O direito positivo, enquanto conjunto de normas de obrigatória observância, procura regular a vida em sociedade, alterando os comportamentos nas relações intersubjetivas.

As normas jurídicas, entretanto, não tocam o mundo do ser. Apenas se traduzem em crescentes estímulos para que os sujeitos modifiquem seu comportamento, conduzindo-se na forma prescrita pela legislação.

Esses estímulos, por sua vez, serão tanto mais fortes quanto mais concretas e individuais forem as normas jurídicas. Em outras palavras: as condutas serão alteradas na medida em que se vão aproximando e individualizando os comandos prescritivos.

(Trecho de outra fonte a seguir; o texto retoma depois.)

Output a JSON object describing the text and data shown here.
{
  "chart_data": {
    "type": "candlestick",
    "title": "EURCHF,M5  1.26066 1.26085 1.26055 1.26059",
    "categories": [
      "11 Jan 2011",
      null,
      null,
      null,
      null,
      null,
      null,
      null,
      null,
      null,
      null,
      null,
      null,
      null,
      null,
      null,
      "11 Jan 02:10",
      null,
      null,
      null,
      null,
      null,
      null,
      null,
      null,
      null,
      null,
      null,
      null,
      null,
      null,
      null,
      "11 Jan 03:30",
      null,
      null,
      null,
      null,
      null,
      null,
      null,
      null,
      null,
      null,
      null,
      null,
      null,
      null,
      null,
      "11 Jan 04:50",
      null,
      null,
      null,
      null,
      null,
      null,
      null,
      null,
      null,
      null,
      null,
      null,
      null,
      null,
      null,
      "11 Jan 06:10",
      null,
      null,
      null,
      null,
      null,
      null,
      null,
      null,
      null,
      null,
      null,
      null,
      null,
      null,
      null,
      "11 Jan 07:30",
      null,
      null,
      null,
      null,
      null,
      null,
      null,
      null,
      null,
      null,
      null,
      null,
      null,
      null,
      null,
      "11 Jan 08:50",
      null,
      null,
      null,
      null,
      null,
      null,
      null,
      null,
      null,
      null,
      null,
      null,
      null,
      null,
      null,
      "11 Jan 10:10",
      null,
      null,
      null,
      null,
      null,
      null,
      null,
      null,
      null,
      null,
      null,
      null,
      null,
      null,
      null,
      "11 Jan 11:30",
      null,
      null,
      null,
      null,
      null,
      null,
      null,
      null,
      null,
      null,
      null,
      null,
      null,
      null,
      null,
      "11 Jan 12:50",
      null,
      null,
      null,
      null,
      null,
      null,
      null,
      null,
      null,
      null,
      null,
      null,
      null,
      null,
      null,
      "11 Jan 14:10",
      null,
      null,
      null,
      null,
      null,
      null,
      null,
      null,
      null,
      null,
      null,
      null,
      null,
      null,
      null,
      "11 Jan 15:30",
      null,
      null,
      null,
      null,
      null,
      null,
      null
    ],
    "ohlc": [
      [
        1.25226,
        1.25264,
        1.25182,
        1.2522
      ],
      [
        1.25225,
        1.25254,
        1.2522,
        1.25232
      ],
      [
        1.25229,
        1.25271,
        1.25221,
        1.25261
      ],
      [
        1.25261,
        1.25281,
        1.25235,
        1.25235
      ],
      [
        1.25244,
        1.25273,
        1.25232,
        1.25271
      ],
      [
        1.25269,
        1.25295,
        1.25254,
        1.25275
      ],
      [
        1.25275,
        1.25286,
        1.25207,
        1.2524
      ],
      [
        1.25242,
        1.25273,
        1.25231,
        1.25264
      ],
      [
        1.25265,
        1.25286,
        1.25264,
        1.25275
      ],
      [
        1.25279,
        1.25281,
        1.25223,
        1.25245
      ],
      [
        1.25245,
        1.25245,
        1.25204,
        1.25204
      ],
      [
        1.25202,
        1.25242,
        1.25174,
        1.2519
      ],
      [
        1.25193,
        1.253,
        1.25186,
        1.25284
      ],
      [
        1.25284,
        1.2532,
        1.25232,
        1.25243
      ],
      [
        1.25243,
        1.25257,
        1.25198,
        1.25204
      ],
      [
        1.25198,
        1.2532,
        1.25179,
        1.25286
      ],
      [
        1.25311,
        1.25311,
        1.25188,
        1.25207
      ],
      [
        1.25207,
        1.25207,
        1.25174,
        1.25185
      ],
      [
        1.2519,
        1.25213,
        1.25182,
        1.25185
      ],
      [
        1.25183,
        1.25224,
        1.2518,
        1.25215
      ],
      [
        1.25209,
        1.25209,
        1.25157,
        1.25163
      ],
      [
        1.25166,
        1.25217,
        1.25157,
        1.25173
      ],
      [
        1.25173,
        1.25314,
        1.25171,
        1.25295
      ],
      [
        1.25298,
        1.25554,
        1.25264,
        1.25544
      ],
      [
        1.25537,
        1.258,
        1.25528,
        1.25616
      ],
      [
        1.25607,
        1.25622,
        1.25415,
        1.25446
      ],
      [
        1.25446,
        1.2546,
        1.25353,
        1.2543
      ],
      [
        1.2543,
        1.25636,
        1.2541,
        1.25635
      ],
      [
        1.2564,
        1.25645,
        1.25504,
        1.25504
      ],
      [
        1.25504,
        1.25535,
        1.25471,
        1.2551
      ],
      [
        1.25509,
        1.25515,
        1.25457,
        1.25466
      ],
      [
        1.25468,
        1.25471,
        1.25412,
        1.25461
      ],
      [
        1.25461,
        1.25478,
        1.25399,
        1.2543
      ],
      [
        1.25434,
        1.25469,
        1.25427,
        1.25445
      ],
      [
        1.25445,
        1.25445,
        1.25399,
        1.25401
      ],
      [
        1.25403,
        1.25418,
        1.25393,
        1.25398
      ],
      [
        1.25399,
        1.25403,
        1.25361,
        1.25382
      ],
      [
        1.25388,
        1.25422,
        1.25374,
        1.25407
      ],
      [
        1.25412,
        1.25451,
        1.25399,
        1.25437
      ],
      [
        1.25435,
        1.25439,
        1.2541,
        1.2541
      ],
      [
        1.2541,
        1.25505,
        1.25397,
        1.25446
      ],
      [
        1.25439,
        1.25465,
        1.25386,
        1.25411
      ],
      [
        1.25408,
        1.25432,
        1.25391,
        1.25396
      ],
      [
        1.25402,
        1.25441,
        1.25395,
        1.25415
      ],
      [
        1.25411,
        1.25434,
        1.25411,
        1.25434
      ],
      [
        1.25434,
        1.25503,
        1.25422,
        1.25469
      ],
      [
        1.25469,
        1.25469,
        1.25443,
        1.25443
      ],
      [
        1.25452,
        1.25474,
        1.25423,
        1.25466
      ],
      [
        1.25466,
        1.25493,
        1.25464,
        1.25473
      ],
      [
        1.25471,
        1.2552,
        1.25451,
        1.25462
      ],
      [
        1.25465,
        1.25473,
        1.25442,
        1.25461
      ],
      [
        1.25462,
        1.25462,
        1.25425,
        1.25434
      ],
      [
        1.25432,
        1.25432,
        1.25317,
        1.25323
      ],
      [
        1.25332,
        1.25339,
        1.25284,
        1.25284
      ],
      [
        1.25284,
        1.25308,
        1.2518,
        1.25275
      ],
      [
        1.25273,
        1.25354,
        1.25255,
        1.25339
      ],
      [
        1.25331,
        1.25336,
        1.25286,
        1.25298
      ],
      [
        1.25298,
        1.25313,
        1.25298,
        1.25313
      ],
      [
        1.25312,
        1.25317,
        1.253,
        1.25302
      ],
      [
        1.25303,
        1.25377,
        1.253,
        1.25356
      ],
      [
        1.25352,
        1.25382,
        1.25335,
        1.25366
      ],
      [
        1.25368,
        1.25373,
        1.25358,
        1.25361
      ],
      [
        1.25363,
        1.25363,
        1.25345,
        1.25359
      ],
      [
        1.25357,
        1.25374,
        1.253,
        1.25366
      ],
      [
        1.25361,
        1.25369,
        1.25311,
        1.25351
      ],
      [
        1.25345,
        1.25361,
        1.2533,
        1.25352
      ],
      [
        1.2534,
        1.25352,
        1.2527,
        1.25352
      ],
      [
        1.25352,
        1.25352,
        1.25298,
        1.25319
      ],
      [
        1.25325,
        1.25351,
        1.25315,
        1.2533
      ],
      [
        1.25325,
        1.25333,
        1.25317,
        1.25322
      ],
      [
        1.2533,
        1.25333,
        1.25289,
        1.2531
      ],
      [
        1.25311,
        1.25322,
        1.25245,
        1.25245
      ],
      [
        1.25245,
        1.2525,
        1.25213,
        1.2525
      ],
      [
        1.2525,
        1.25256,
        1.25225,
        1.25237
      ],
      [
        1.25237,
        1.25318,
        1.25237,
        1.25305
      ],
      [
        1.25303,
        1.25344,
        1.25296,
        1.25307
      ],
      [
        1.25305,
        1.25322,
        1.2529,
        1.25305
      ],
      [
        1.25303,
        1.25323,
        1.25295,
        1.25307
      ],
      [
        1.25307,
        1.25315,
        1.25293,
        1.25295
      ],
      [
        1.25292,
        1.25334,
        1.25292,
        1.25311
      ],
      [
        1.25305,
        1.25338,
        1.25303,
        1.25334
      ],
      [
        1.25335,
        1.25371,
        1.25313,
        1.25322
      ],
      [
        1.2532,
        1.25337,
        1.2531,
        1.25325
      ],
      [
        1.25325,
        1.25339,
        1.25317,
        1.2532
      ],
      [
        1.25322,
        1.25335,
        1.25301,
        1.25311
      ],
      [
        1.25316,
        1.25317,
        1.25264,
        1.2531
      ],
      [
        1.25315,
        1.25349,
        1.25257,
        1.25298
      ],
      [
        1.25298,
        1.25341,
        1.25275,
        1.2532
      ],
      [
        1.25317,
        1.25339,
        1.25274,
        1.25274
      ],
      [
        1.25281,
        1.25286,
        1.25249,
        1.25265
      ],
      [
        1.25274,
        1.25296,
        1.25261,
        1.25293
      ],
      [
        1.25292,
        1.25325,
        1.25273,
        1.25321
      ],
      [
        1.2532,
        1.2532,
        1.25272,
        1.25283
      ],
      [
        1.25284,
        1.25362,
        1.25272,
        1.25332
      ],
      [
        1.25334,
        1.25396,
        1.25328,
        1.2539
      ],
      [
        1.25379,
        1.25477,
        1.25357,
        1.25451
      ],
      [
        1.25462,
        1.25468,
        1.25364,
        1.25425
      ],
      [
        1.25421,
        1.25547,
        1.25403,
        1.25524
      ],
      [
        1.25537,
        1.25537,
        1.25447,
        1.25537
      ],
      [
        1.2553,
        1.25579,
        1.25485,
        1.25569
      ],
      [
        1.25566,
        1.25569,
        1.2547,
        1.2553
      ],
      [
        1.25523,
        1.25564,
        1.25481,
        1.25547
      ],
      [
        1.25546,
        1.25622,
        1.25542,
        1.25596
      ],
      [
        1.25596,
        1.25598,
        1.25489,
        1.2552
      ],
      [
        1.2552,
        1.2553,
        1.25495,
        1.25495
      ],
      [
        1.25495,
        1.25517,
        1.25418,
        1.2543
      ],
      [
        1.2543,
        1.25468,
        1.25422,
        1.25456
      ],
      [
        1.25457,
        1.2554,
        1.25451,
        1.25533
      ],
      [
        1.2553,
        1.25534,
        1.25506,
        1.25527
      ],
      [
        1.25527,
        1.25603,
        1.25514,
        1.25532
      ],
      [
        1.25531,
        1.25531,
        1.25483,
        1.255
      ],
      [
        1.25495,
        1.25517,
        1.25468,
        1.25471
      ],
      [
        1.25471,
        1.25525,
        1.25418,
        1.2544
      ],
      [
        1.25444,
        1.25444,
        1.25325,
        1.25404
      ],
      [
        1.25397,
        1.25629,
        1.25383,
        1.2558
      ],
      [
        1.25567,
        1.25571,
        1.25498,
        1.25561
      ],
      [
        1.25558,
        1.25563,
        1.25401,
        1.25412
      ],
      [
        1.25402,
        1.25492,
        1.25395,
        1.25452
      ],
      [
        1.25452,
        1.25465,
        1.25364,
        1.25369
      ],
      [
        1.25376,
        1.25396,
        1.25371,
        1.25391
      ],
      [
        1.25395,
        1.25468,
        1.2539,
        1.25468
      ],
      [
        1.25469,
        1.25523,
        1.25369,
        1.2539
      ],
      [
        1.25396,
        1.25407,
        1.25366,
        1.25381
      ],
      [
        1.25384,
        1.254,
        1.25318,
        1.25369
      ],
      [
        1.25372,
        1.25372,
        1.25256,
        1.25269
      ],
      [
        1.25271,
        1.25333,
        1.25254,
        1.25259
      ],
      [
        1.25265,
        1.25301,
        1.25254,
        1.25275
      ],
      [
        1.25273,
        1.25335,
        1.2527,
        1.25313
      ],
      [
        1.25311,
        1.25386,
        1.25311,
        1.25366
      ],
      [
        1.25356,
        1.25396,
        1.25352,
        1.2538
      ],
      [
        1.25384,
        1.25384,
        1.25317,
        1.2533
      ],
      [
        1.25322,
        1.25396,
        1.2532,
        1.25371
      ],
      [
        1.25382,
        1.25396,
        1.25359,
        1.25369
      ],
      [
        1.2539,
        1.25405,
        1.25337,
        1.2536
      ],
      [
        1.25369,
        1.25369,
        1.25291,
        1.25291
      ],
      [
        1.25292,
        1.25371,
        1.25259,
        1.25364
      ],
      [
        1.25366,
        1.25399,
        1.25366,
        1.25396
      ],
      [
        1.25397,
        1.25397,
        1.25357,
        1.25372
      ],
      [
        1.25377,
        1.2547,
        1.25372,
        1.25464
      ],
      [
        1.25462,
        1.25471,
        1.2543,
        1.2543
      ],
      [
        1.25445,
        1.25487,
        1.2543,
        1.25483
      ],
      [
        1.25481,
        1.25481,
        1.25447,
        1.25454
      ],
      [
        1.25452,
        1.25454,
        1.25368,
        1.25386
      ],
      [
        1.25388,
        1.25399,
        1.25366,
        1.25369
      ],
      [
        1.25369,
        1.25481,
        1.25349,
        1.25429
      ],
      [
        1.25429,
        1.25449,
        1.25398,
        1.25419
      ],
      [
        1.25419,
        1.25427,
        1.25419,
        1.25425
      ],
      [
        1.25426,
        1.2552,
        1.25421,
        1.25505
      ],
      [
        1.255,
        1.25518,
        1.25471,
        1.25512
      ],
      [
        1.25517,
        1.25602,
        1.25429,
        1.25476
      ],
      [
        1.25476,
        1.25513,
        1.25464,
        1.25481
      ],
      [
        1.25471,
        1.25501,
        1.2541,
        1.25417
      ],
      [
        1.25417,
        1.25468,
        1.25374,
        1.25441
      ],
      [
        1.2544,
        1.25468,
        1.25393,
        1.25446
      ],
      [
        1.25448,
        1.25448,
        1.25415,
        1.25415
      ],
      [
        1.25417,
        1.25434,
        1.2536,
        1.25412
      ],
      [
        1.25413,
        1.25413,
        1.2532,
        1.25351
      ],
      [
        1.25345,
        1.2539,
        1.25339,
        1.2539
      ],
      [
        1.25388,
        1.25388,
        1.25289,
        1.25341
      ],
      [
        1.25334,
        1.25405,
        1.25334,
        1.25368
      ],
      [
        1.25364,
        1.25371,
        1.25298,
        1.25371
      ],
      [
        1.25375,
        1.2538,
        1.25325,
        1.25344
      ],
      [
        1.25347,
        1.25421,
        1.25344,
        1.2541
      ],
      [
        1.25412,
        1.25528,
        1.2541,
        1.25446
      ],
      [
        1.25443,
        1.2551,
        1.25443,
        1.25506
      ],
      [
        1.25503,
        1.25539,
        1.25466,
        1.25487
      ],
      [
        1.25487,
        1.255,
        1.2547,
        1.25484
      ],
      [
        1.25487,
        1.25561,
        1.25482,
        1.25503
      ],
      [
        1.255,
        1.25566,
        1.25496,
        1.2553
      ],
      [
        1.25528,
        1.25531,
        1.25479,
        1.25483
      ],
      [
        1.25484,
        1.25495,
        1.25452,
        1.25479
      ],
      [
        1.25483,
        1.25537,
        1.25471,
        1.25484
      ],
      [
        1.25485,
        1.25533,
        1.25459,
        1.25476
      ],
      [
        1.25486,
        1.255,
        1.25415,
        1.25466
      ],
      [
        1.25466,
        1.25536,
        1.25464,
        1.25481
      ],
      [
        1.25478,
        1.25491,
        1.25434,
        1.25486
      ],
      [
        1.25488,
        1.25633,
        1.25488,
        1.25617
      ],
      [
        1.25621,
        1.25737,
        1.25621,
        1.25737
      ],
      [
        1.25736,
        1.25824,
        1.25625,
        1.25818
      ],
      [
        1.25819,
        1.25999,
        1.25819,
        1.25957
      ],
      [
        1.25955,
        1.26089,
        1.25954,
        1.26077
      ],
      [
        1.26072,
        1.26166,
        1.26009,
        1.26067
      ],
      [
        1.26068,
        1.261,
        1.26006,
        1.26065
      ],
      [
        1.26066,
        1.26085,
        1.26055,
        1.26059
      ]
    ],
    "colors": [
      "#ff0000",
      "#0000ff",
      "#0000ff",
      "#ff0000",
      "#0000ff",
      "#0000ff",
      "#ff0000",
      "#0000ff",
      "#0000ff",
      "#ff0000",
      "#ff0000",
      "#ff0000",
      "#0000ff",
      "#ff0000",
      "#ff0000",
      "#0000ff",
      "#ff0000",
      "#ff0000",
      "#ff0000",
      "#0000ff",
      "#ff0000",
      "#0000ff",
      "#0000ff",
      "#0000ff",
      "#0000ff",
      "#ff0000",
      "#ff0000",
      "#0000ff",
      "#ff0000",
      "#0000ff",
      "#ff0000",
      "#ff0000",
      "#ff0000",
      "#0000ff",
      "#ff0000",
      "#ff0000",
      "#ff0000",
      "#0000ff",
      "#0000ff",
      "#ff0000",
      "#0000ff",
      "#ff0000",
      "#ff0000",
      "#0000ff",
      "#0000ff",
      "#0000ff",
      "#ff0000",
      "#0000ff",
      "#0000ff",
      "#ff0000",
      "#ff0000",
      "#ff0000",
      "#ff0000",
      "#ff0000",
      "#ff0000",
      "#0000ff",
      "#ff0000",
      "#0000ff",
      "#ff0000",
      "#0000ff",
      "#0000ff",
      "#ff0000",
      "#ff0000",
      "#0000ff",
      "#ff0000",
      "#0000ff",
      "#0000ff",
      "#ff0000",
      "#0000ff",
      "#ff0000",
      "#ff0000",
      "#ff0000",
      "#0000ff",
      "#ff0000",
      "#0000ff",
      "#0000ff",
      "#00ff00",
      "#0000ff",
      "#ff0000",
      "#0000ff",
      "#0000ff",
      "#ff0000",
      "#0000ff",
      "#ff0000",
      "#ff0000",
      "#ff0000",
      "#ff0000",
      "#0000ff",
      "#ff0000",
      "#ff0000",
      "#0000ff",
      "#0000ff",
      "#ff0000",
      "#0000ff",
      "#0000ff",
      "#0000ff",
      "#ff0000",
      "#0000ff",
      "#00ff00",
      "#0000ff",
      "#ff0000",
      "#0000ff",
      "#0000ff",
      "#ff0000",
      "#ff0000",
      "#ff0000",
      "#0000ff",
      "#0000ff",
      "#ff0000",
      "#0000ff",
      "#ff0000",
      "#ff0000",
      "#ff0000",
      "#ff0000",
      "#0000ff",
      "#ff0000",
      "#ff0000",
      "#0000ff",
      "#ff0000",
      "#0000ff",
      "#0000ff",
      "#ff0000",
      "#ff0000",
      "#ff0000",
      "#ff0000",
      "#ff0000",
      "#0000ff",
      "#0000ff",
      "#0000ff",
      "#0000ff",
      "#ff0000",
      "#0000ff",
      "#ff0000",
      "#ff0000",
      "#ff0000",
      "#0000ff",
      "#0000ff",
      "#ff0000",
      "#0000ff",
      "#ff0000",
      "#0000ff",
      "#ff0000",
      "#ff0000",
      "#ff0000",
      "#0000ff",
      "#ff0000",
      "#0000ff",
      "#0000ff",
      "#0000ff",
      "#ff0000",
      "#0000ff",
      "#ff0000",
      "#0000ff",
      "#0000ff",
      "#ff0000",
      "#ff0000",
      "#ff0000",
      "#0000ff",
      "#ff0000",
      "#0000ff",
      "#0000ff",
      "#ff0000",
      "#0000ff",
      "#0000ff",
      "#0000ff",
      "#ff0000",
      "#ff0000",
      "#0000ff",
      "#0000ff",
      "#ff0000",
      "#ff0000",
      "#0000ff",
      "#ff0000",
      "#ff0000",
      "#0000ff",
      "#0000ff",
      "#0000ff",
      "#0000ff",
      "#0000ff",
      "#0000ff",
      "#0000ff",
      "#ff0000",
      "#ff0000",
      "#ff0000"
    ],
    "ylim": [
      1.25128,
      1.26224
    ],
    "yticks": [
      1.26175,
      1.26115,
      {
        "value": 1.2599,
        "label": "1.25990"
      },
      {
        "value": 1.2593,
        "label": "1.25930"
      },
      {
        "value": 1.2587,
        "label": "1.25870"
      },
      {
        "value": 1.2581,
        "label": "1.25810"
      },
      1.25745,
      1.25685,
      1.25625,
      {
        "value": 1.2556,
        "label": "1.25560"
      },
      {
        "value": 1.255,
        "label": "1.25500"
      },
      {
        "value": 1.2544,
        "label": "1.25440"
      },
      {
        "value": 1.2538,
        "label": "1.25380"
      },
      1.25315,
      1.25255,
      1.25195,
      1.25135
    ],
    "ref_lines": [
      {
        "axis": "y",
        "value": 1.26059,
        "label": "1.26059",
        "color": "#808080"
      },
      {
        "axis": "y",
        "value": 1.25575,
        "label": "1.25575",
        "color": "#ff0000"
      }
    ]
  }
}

E isso se faz por meio do chamado “processo de positivação” ou, melhor dizendo, processo de aplicação, em que normas de superior hierarquia fundamentam a produção de normas de nível inferior.

Alguns autores defendem que a aplicação da norma se confunde com sua incidência; outros defendem que incidência é algo distinto de aplicação. De igual forma, há divergências quanto a automação e infalibilidade desse fenômeno. Com isso surgem questões como: o que é incidência? Aplicação e incidência são realidades idênticas? A incidência é automática e infalível? Nosso objetivo é oferecer uma resposta possível a cada uma dessas indagações.

2. Algumas considerações sobre nosso objeto de estudos

Num texto que se pretenda científico, delimitar nosso objeto de estudos é expediente de fundamental importância, pois, a depender do objeto que se pretende conhecer, diferente será o método utilizado pelo cientista para dele se aproximar.[1]

Como já assinalado, a finalidade deste trabalho é estudar a forma como o direito opera e oferecer uma possível definição para o conceito de incidência. Portanto, é essencial delimitar, com clareza, o sentido com o qual empregamos a palavra “direito”.

Não há um consenso quanto à definição do conceito de direito. Como observa Lourival Vilanova:

A definição do direito ainda é, no presente, um problema aberto. (...) Ainda não se entendem, cientistas e filósofos do direito, sobre a definição do direito. As causas da diversidade de definições, são muitas. Entre outras, a complexidade do objeto jurídico, os pressupostos filosóficos que servem de base às definições, os pontos de vista mediante os quais se considera o direito – ora a forma, ora o conteúdo, ora o valor, a natureza sociológica etc –, de sorte que a definição do jurista, a do filósofo, até mesmo a decorrente do fato da especialização num ramo do direito, ostentam ampla discrepância, não meramente verbal, mas de substância.[2]

Não pretendemos, aqui, propor uma solução a este problema, dada a complexidade do fenômeno jurídico. Buscamos apenas propor um conceito possível de direito para permitir, assim, o estudo do instituto “incidência”.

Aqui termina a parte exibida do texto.